Sauvé d’un camp nazi, le livre d’un père pour son fils publié en français
L'histoire se déroule au sein du ghetto et camp de concentration de Theresienstadt, et son auteur est mort à Auschwitz peu après
C’est l’histoire d’un dessinateur qui conçoit pour l’anniversaire de son fils un livre pour enfants. Elle se déroule au sein du ghetto et camp de concentration de Theresienstadt, et son auteur meurt à Auschwitz peu après.
Celui-ci s’appelle Bedrich Fritta, un Tchèque qui excellait dans la caricature, et qui avait signé là un album pour les trois ans de son fils, enfant parmi d’autres dans l’enceinte de ce camp en 1944.
L’original de Pour Tommy, 22 janvier 1944 (Tomíčkovi en tchèque) avait été montré en 2013 lors d’une exposition au Musée juif de Berlin.
Après les éditions en néerlandais en 1980, puis en allemand, tchèque, anglais et hébreu, les éditions du Rocher en font paraître la traduction française ce mercredi.
À chaque fois, il a fallu un ou une passionnée pour faire connaître cette histoire au grand public. La première fut l’autrice jeunesse néerlandaise Mies Bouhuys, qui publia ensuite un essai sur Anne Frank.
En français, c’est le compositeur et musicien Hélios Azoulay. Il a eu connaissance de cette œuvre unique en effectuant des recherches sur la musique issue des camps de la mort.
Comptines des camps
« De la musique au dessin il n’y avait qu’un pas à franchir. Quand je suis tombé sur cette histoire, j’ai trouvé ça aussi précieux que les comptines chantées dans ces camps », dit-il à l’AFP. « J’ai pensé qu’il était urgent d’éditer ce livre en français. »
Comme Mies Bouhuys avant lui, il retrace dans une longue postface le destin tragique de Bedrich Fritta, détenu à Theresienstadt avec sa femme Johanna (dite Hensi) et leur fils Tomáš (dit Tommy).
Natif d’un village de Bohême, Visnova, formé à Paris, Fritta est dessinateur à Prague, pour le très sérieux Prager Tagblatt et le magazine satirique antifasciste Simplicus, quand l’Allemagne nazie envahit la Tchécoslovaquie.
En novembre 1941, il est arrêté en tant que Juif et déporté à Terezin, ville fortifiée que les SS transforment en ghetto.
Officiellement il s’agit de travailler, comme dessinateur, à la construction d’un camp de transit. De fait, Theresienstadt est un camp de concentration, où passeront entre autres le poète Robert Desnos, la cinéaste Marceline Loridan-Ivens, ou une sœur de Franz Kafka, Ottla.
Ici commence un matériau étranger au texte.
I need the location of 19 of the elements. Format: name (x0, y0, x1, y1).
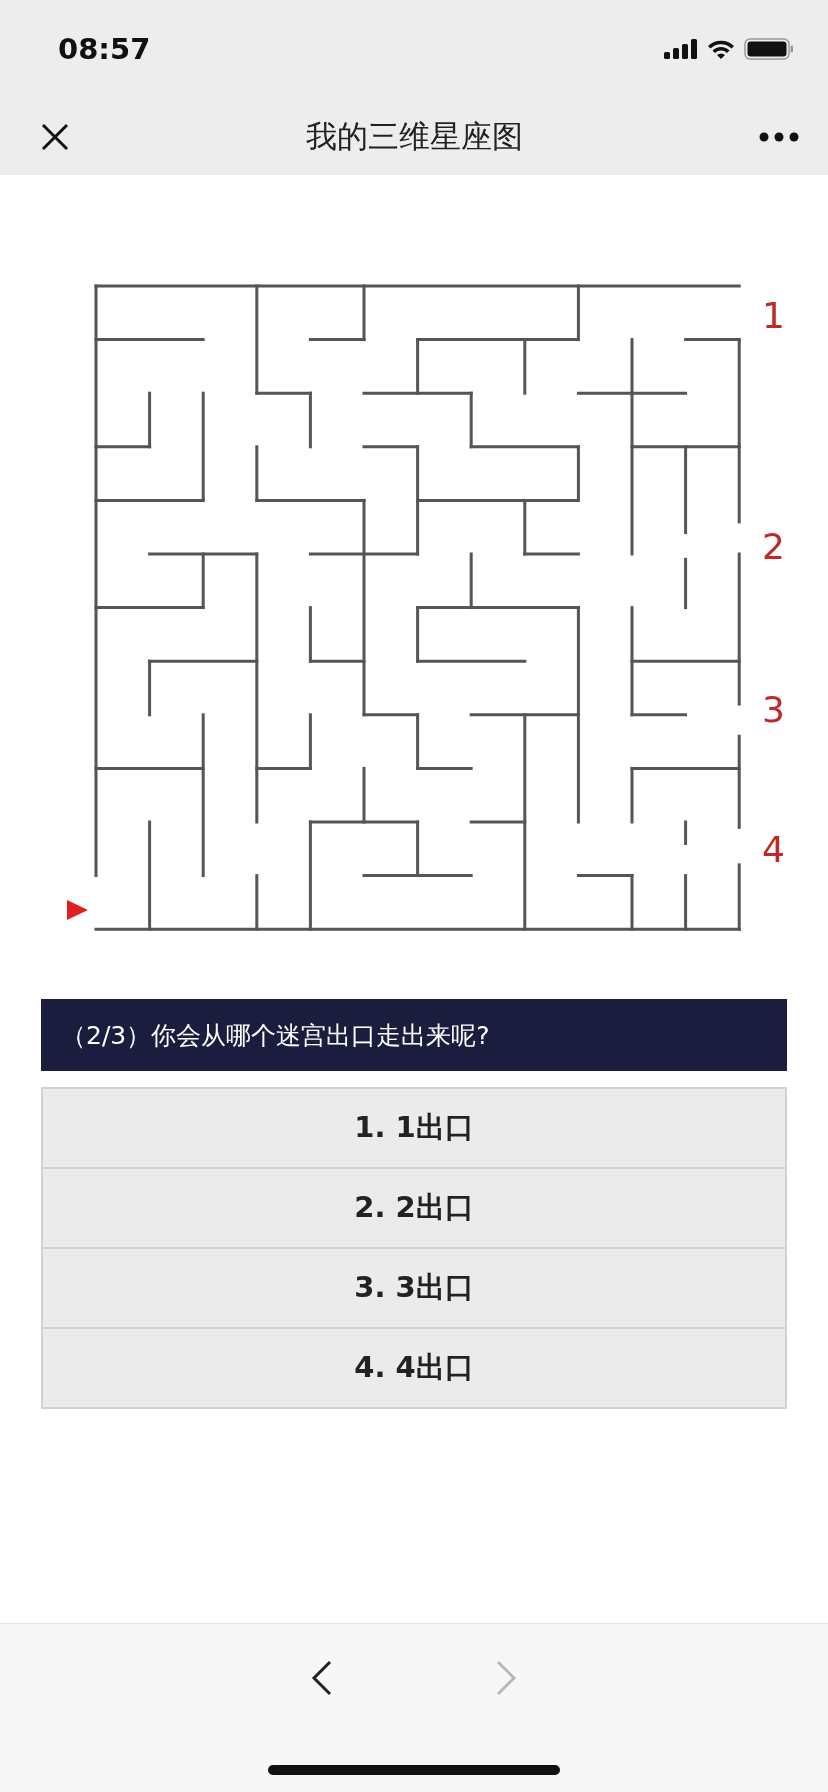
status-time: 08:57 (58, 32, 151, 66)
exit-label: 2 (762, 526, 785, 567)
question-text: （2/3）你会从哪个迷宫出口走出来呢? (41, 999, 787, 1071)
exit-label: 1 (762, 295, 785, 336)
answer-option[interactable]: 3. 3出口 (41, 1247, 787, 1329)
exit-label: 3 (762, 689, 785, 730)
exit-label: 4 (762, 829, 785, 870)
battery-icon (744, 38, 794, 60)
page-title: 我的三维星座图 (305, 116, 523, 156)
answer-option[interactable]: 1. 1出口 (41, 1087, 787, 1169)
start-arrow-icon (67, 900, 88, 920)
answer-option[interactable]: 2. 2出口 (41, 1167, 787, 1249)
more-icon (758, 130, 800, 143)
answer-option[interactable]: 4. 4出口 (41, 1327, 787, 1409)
chevron-left-icon (311, 1660, 333, 1696)
wifi-icon (706, 38, 736, 60)
chevron-right-icon (495, 1660, 517, 1696)
close-icon (40, 121, 70, 152)
signal-icon (664, 39, 698, 59)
Les dessins à Tommy, conçus clandestinement entre deux séances de dessin technique, sont la face lumineuse de l’œuvre de déporté de Bedrich Fritta. Ils débordent de couleur et d’humour, mettant en scène un petit garçon pas très sage.
Les dessins enterrés dans une ferme
« Si le livre était destiné à ce fameux Tommy, alors tous les enfants peuvent le lire aujourd’hui. Mais l’histoire de son auteur est de celles qu’on ne raconte pas aux plus petits », explique Hélios Azoulay.
La face sombre des dessins de Bedrich Fritta est faite de croquis de la vie dans le ghetto, que la promiscuité et les pénuries rendent terrible. Quand les SS découvrent ces dessins en noir et blanc, en juillet 1944, cinq dessinateurs sont torturés puis envoyés vers le camp d’Auschwitz, en Pologne.
Cette arrestation est connue sous le nom d’ « affaire des peintres ». Bedrich Fritta meurt en novembre 1944. L’un de ses compagnons, Leo Haas, non seulement survivra, mais élèvera Tommy Fritta, après être allé retrouver dans Terezin libérée par l’Armée rouge les dessins destinés au petit garçon. Ils étaient cachés dans une caisse en métal enterrée dans la cour d’une ferme.
Tommy Fritta est mort à 74 ans, en 2015. Et ses quatre enfants viennent de léguer Tomíčkovi au Musée juif de Berlin.
« C’est une pièce que la directrice du musée n’attendait pas. Je me trouvais à Berlin et j’y ai été convié avec David, l’un des fils de Tommy, à l’occasion de cette publication en français. C’était très émouvant », raconte Hélios Azoulay.